Com esses conselheiros não se poderia
  esperar coisa melhor....
O Globo - 23/06/2011
O presidente da Bolívia, Evo Morales, poderia ser comparado, com alguma imaginação, ao equilibrista que mantém vários pratos rodando na extremidade de varetas. Ora é preciso dar mais impulso a um deles, ora é necessário um esforço maior para reequilibrar outro. A diferença é que o equilibrista tem um tempo limitado para manter os pratos no ar. Morales tem mandato até 2015. É tempo demais.
O primeiro presidente indígena do país fez carreira como líder dos cocaleros, na oposição aos governos anteriores. Pelo menos um mérito ele tem: ao tomar posse, em 2006, estancou o troca-troca de governos em La Paz - a média era de um por ano. Ele é um discípulo aplicado do socialismo bolivariano de Hugo Chávez, mas teve de adaptá-lo às condições bolivianas, com sua população de 55% de indígenas e 30% de mestiços. Além disso, há um forte movimento separatista com base em Santa Cruz de la Sierra, que opõe as províncias orientais às do altiplano, onde estão a capital, La Paz, e a vizinha El Alto, uma das bases do poder do presidente.
Morales partiu para o populismo enquanto claudicava em outros itens do kit bolivariano por nunca ter assumido inteiramente o figurino de ditador - por sorte da Bolívia. Ainda assim, fez aprovar uma nova Constituição, na qual criou formalmente nações indígenas dentro da Bolívia. Segundo o presidente, a Carta vai "descolonizar o país".
E dos pratos rodando? Resultam o "Estado socialista bolivariano", que é o maior empregador, controla as maiores empresas e arbitra os salários. E asfixia o crescimento da empresa privada, enquanto desestimula os investimentos. Conforme reportagem publicada segunda-feira no GLOBO, as despesas estatais crescem em velocidade muito superior à arrecadação de impostos, impulsionadas por aumentos salariais extraordinários que Morales concedeu ao funcionalismo público, empregados de estatais, aposentados e pensionistas.
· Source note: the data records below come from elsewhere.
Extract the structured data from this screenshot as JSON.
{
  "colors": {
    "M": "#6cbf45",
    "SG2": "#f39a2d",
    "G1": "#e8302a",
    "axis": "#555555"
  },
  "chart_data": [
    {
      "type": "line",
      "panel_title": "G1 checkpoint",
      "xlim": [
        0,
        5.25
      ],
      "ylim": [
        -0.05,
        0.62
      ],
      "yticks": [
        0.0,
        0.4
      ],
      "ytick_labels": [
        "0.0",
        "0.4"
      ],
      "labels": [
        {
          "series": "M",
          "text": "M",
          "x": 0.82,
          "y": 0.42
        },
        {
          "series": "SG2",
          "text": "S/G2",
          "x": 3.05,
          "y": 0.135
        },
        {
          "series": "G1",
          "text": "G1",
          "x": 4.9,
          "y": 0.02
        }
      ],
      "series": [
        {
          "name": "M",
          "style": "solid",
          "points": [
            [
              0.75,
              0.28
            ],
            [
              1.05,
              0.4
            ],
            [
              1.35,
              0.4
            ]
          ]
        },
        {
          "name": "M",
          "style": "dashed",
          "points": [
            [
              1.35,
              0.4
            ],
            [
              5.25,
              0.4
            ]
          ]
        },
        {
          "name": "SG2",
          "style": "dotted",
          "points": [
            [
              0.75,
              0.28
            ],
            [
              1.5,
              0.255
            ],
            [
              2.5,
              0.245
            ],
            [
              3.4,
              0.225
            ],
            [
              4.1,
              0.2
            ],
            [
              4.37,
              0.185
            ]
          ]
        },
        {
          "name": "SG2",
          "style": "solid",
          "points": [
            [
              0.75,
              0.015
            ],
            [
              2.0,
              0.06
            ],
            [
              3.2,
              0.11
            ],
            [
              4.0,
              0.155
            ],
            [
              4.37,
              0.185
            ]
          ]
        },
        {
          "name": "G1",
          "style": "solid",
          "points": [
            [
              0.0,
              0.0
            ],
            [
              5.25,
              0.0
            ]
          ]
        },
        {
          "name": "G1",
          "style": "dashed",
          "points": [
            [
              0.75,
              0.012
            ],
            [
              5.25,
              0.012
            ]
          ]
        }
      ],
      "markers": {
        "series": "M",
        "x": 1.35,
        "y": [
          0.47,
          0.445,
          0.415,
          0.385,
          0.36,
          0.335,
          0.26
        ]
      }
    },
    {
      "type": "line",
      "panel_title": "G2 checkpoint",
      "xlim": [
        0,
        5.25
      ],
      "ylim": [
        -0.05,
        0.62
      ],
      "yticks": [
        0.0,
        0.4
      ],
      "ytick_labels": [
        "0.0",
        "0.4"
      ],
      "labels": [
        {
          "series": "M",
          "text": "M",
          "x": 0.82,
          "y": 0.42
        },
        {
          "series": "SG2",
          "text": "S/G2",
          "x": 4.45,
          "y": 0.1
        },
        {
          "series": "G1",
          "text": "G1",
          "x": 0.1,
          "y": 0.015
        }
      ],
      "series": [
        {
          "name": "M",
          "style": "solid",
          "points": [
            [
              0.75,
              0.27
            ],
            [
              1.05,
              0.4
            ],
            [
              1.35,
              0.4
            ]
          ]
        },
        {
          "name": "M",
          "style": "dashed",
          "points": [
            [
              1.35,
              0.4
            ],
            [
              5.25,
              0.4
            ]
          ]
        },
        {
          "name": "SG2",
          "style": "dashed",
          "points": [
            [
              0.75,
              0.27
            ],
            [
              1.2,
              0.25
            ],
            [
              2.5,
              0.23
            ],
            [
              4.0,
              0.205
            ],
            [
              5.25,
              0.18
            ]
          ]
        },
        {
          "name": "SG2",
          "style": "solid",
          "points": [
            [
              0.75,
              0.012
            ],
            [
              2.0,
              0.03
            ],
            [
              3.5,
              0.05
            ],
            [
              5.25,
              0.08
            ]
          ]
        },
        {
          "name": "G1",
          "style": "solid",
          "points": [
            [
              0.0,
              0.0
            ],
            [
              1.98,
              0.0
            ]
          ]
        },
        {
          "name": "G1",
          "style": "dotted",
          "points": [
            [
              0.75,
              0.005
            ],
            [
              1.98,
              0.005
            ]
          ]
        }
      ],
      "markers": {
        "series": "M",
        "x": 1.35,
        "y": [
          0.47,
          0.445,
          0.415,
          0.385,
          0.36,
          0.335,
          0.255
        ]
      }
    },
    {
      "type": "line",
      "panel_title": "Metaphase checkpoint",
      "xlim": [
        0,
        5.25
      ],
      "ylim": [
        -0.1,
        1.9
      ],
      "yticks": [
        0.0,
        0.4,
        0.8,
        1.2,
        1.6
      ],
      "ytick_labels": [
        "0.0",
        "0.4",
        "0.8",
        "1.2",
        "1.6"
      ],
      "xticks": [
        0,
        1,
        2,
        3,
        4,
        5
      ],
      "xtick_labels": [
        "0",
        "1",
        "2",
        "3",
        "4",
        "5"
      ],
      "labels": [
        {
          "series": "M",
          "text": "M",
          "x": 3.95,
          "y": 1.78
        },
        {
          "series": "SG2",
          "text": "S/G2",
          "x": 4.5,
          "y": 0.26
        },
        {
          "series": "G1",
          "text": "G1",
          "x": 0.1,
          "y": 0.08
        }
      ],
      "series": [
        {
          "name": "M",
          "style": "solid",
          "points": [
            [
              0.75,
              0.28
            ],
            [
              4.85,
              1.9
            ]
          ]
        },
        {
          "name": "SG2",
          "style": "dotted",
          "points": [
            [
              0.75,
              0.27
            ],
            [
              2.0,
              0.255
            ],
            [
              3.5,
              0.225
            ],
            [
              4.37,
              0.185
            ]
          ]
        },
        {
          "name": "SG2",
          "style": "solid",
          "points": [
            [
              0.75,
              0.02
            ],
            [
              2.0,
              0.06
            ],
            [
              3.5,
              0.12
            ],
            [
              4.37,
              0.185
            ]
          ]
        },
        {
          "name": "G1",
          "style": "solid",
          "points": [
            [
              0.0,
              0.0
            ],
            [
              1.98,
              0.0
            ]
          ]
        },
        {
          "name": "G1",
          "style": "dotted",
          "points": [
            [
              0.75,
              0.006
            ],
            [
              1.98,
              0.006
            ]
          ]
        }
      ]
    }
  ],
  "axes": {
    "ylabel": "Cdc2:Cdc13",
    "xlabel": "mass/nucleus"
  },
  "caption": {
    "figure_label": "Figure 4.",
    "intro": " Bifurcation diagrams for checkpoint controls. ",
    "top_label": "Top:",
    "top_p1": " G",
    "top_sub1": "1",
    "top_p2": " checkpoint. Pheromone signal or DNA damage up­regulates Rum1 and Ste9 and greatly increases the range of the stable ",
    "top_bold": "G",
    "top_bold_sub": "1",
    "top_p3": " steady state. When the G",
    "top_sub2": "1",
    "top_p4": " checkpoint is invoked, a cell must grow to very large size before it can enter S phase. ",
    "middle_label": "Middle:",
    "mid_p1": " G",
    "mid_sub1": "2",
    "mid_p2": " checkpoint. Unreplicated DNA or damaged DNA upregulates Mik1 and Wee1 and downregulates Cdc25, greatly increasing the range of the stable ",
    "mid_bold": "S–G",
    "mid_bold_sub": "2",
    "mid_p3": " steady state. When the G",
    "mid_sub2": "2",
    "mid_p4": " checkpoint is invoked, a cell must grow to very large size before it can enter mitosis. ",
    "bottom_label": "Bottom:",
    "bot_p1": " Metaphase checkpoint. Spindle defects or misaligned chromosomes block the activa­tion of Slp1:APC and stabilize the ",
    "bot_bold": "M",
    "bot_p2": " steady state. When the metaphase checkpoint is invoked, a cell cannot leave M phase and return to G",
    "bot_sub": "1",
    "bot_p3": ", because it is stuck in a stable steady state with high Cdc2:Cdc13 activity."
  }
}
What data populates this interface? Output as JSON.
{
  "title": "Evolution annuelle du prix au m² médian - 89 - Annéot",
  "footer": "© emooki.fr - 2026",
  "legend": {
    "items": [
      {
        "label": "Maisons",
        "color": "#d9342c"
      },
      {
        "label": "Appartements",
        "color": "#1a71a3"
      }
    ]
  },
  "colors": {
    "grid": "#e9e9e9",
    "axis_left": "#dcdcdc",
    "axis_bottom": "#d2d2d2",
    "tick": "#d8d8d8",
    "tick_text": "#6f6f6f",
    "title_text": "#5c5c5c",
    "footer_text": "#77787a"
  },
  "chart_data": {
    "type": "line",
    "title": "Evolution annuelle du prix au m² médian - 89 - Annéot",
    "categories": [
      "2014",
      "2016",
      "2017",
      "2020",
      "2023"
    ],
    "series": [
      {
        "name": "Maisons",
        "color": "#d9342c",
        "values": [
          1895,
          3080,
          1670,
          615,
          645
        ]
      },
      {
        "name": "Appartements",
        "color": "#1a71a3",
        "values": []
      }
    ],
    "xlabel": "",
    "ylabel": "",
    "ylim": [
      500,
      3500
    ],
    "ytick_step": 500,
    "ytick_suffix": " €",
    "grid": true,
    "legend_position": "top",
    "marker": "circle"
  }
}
Em consequência, a Bolívia está hoje com um déficit de 5% do PIB, com projeção de chegar a 6%, e não consegue financiá-lo. A saída seria reduzir os gastos estatais, mas isto vai contra a dinâmica populista do governo; e/ou aumentar a receita tributária, mas isto encontra compreensível resistência na população. Aumentar a competitividade da economia seria outra saída, mas isto bate de frente com a estatização. O melhor exemplo disso foi a desastrada nacionalização, no início do governo, dos ativos do maior investidor estrangeiro na Bolívia - a Petrobras. O resultado foi uma redução brutal na perfuração de novos poços de gás.
Uma abrupta tentativa do presidente de cortar subsídios, reduzindo o gasto estatal, fez os preços dos combustíveis subirem 80% em janeiro. Sob ameaça de convulsão nacional, voltou atrás. Mas alguns preços não: os alimentos, por exemplo, estão 50% mais caros, e este é um dos motivos das passeatas diárias contra o governo em La Paz.
A reportagem mostrou que a situação boliviana é grave, e que o governo não parece ter instrumentos para mudá-la. O país passa por um processo de degradação que poderá levá-lo a se tornar o maior fracasso do modelo bolivariano - depois, é claro, da própria Venezuela.